To put it lightly, they are not happy with the ordinance.
Rui Dai, a Chinese American, is largely concerned about the effect of illegal immigrants on her 8-year-old daughter’s chance at the American Dream.
She has good reason to be concerned. Montgomery County has grown poorer, and illegal immigrants are at least partly to blame. According to research by the Brookings Institution, between 2007 and 2010, Montgomery County shed more than 37,000 jobs, the number of residents living below the federal poverty line grew by two-thirds, and the poverty rate increased by nearly 3 percentage points.
At the same time, the county has experienced a staggering influx of immigration — legal and illegal. In 1990, immigrants accounted for less than 20 percent of the population. Now, they make up one-third of Montgomery County’s population and almost 40 percent of residents living in poverty.
Montgomery County schools are taking the brunt of this socioeconomic decline. Writing in the Atlantic, Melinda Anderson outlined the effects of Montgomery County’s “skyrocketing growth of non-English speaking youth in suburban school districts,” concluding that Montgomery County schools are “ill-equipped to meet the rapid pace of change.” At Blair High School, for example, Hispanics make up the largest racial or ethnic group, and more than half of all students are eligible for free-and-reduced meals, a clear mark of poverty. In response, Maryland County Public Schools have vowed to make “significant investments to ensure [immigrant and refugee] students receive the resources they need to succeed.”

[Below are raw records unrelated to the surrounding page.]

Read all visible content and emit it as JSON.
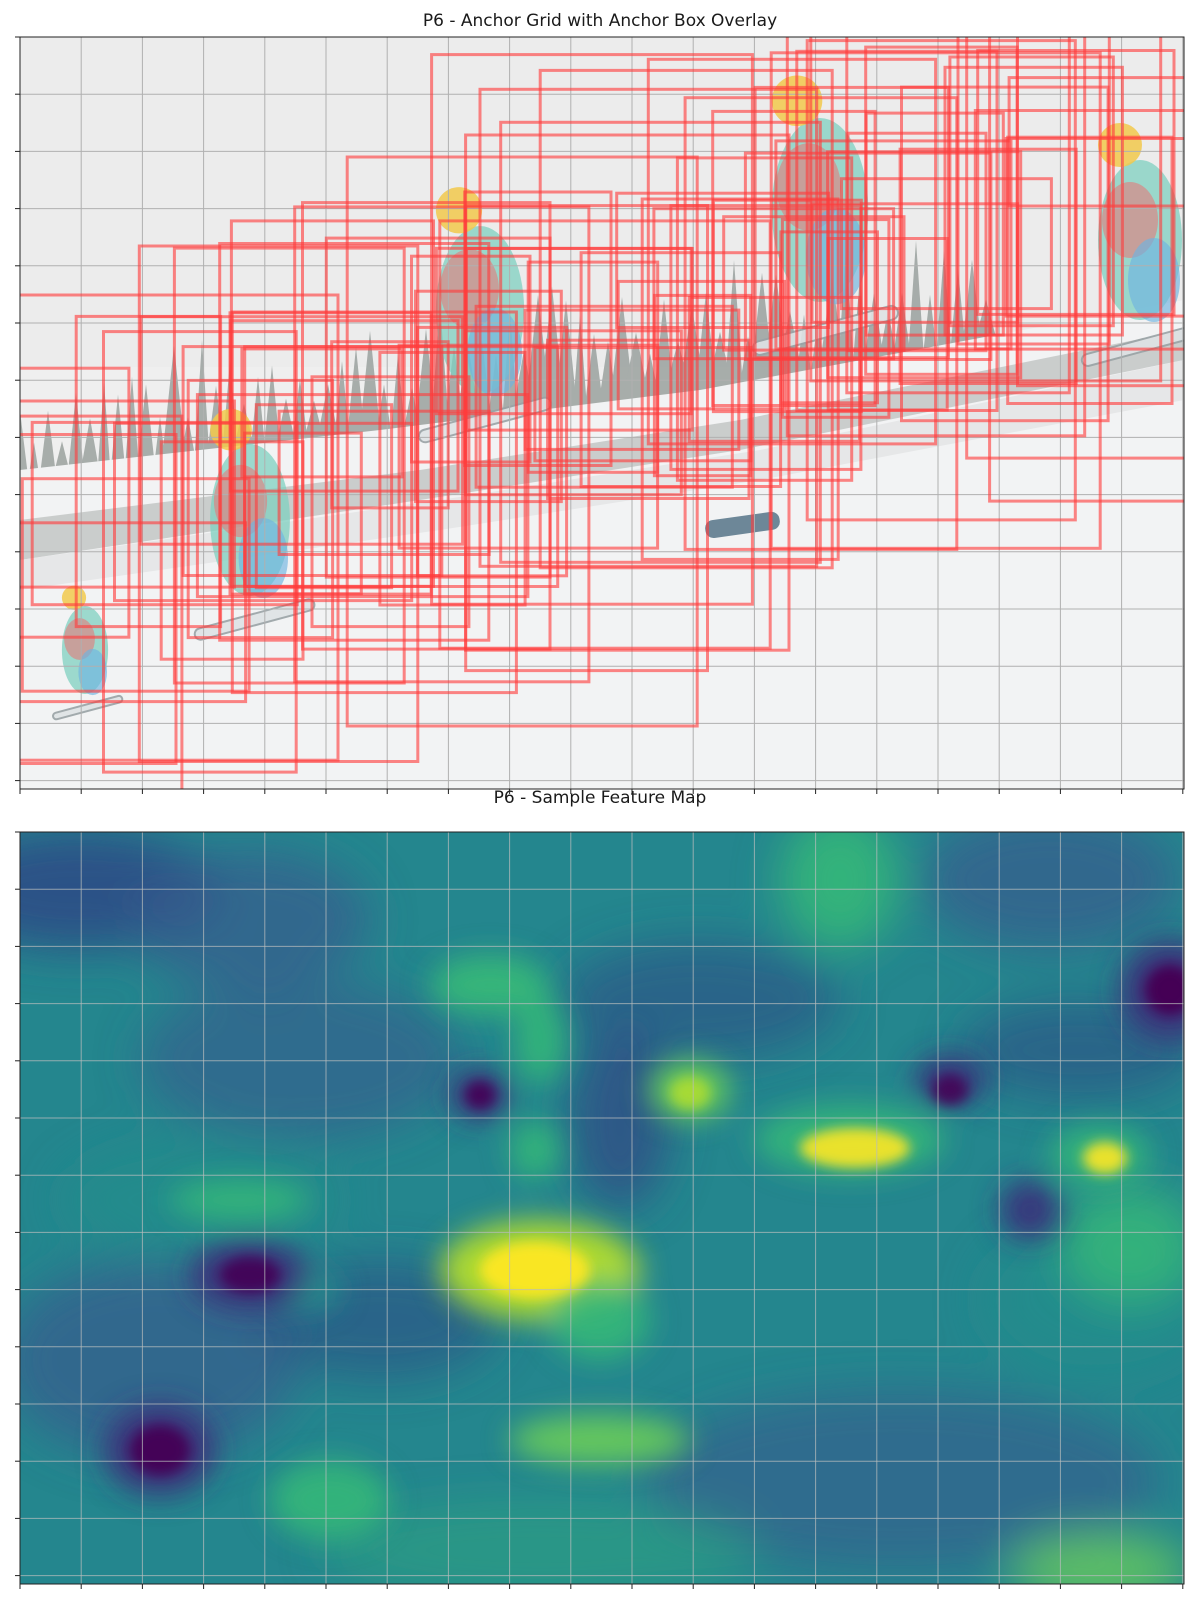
{
  "chart_data": [
    {
      "type": "image",
      "title": "P6 - Anchor Grid with Anchor Box Overlay",
      "grid": true,
      "x_ticks": 19,
      "y_ticks": 13,
      "tick_labels_shown": false,
      "background": "faded photo of snowboarder sequence jumping over snowy slope with pine trees",
      "box_color": "#ff3b3b",
      "anchor_boxes_count": 100
    },
    {
      "type": "heatmap",
      "title": "P6 - Sample Feature Map",
      "grid": true,
      "colormap": "viridis",
      "x_ticks": 19,
      "y_ticks": 13,
      "tick_labels_shown": false,
      "colors": {
        "low": "#440154",
        "mid": "#21918c",
        "high": "#fde725",
        "base": "#2a8a8a"
      }
    }
  ]
}
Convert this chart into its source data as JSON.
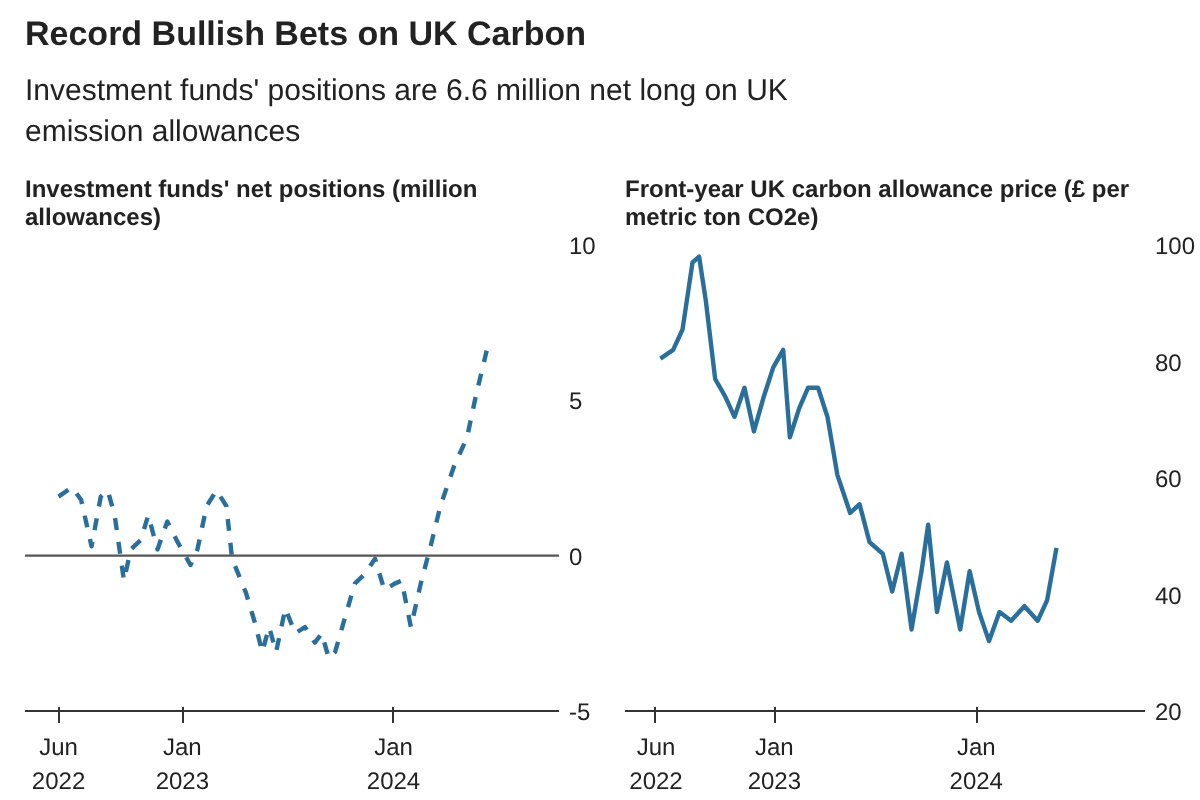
{
  "chart_data": [
    {
      "type": "line",
      "title": "Record Bullish Bets on UK Carbon",
      "subtitle": "Investment funds' positions are 6.6 million net long on UK emission allowances",
      "ylabel": "Investment funds' net positions (million allowances)",
      "line_style": "dashed",
      "grid": false,
      "x": [
        "2022-06-01",
        "2022-06-24",
        "2022-07-10",
        "2022-07-28",
        "2022-08-13",
        "2022-08-25",
        "2022-09-06",
        "2022-09-22",
        "2022-10-04",
        "2022-10-21",
        "2022-11-03",
        "2022-11-19",
        "2022-12-06",
        "2022-12-22",
        "2023-01-15",
        "2023-01-27",
        "2023-02-12",
        "2023-03-01",
        "2023-03-18",
        "2023-03-28",
        "2023-04-21",
        "2023-05-07",
        "2023-05-19",
        "2023-05-31",
        "2023-06-12",
        "2023-06-28",
        "2023-07-15",
        "2023-08-01",
        "2023-08-18",
        "2023-08-30",
        "2023-09-11",
        "2023-09-22",
        "2023-10-09",
        "2023-10-26",
        "2023-11-12",
        "2023-11-30",
        "2023-12-16",
        "2024-01-03",
        "2024-01-15",
        "2024-01-31",
        "2024-02-17",
        "2024-03-05",
        "2024-03-22",
        "2024-04-15",
        "2024-05-07",
        "2024-05-23",
        "2024-06-10"
      ],
      "series": [
        {
          "color": "#2a6f9b",
          "values": [
            1.9,
            2.2,
            1.8,
            0.3,
            1.9,
            2.1,
            1.3,
            -0.8,
            0.2,
            0.5,
            1.3,
            0.2,
            1.1,
            0.5,
            -0.3,
            0.2,
            1.6,
            2.1,
            1.6,
            -0.1,
            -1.2,
            -2.2,
            -3.1,
            -2.3,
            -3.1,
            -1.7,
            -2.5,
            -2.3,
            -2.8,
            -2.5,
            -3.3,
            -3.1,
            -2.0,
            -0.9,
            -0.6,
            -0.1,
            -1.1,
            -0.9,
            -0.8,
            -2.3,
            -0.9,
            0.3,
            1.6,
            2.9,
            3.8,
            5.2,
            6.6
          ]
        }
      ],
      "xlim": [
        "2022-04-04",
        "2024-10-13"
      ],
      "xticks": [
        {
          "value": "2022-06-01",
          "label": "Jun 2022"
        },
        {
          "value": "2023-01-01",
          "label": "Jan 2023"
        },
        {
          "value": "2024-01-01",
          "label": "Jan 2024"
        }
      ],
      "ylim": [
        -5,
        10
      ],
      "yticks": [
        -5,
        0,
        5,
        10
      ],
      "ref_lines": [
        {
          "axis": "y",
          "value": 0,
          "color": "#555555"
        }
      ]
    },
    {
      "type": "line",
      "ylabel": "Front-year UK carbon allowance price (£ per metric ton CO2e)",
      "line_style": "solid",
      "grid": false,
      "x": [
        "2022-06-09",
        "2022-07-02",
        "2022-07-19",
        "2022-08-06",
        "2022-08-18",
        "2022-08-30",
        "2022-09-16",
        "2022-10-04",
        "2022-10-21",
        "2022-11-08",
        "2022-11-25",
        "2022-12-13",
        "2022-12-30",
        "2023-01-17",
        "2023-01-29",
        "2023-02-15",
        "2023-03-03",
        "2023-03-21",
        "2023-04-07",
        "2023-04-25",
        "2023-05-18",
        "2023-06-04",
        "2023-06-22",
        "2023-07-16",
        "2023-08-02",
        "2023-08-19",
        "2023-09-06",
        "2023-09-24",
        "2023-10-06",
        "2023-10-22",
        "2023-11-09",
        "2023-12-03",
        "2023-12-20",
        "2024-01-06",
        "2024-01-24",
        "2024-02-12",
        "2024-03-04",
        "2024-03-28",
        "2024-04-21",
        "2024-05-08",
        "2024-05-25"
      ],
      "series": [
        {
          "color": "#2a6f9b",
          "values": [
            80.5,
            82,
            85.5,
            97,
            98,
            90.5,
            77,
            74,
            70.5,
            75.5,
            68,
            74,
            79,
            82,
            67,
            72,
            75.5,
            75.5,
            70.5,
            60.5,
            54,
            55.5,
            49,
            47,
            40.5,
            47,
            34,
            44,
            52,
            37,
            45.5,
            34,
            44,
            37,
            32,
            37,
            35.5,
            38,
            35.5,
            39,
            48
          ]
        }
      ],
      "xlim": [
        "2022-04-06",
        "2024-11-01"
      ],
      "xticks": [
        {
          "value": "2022-06-01",
          "label": "Jun 2022"
        },
        {
          "value": "2023-01-01",
          "label": "Jan 2023"
        },
        {
          "value": "2024-01-01",
          "label": "Jan 2024"
        }
      ],
      "ylim": [
        20,
        100
      ],
      "yticks": [
        20,
        40,
        60,
        80,
        100
      ]
    }
  ]
}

Such “significant investments” are cause for further concern, especially for landlords such as Nancy Shih, an immigrant from Taiwan. The Montgomery County Council recently raised property taxes, cut teachers’ and firefighters’ raises and increased the county’s tax on home sales. County Council member Marc Elrich (D-At Large) defended the measures by saying, “There are no civilizations in history that are remembered for their tax rates, none. Name one. People are remembered for what they did, good or bad, but they’re not remembered for how they taxed people.” Challenge accepted, Mr. Elrich. See the American Revolution.
There is also the underlying inequity of the proposed ordinance. “I respect peoples’ feelings, but the city is not thinking about legal immigrants,” said Zhenya Li, a founding member of the Maryland Chinese American Network. “Many of us spent years going through the legal immigration process and viewed coming to the United States as a privilege. Unlike in China, here we thought the rule of law superseded all. Unfortunately, as we see now, that is not always the case.” With a doctorate degree in biochemistry and molecular biology from Georgetown University, Li is the type of immigrant the United States should be clamoring to attract — not insulting with unfair treatment.
Sadly, I will not hold my breath. As is typical, the left-wing voices of Montgomery County retorted by spewing their ad hominem bile, with one Facebook commenter accusing the Chinese immigrants of being full of “hatred, anger, and lies.”
These immigrants are not hateful or racist. They are not bigoted or intolerant, and they certainly are not liars. Rather, they embody the American promise and are rightfully fed up with paying for the left’s tolerance of lawlessness.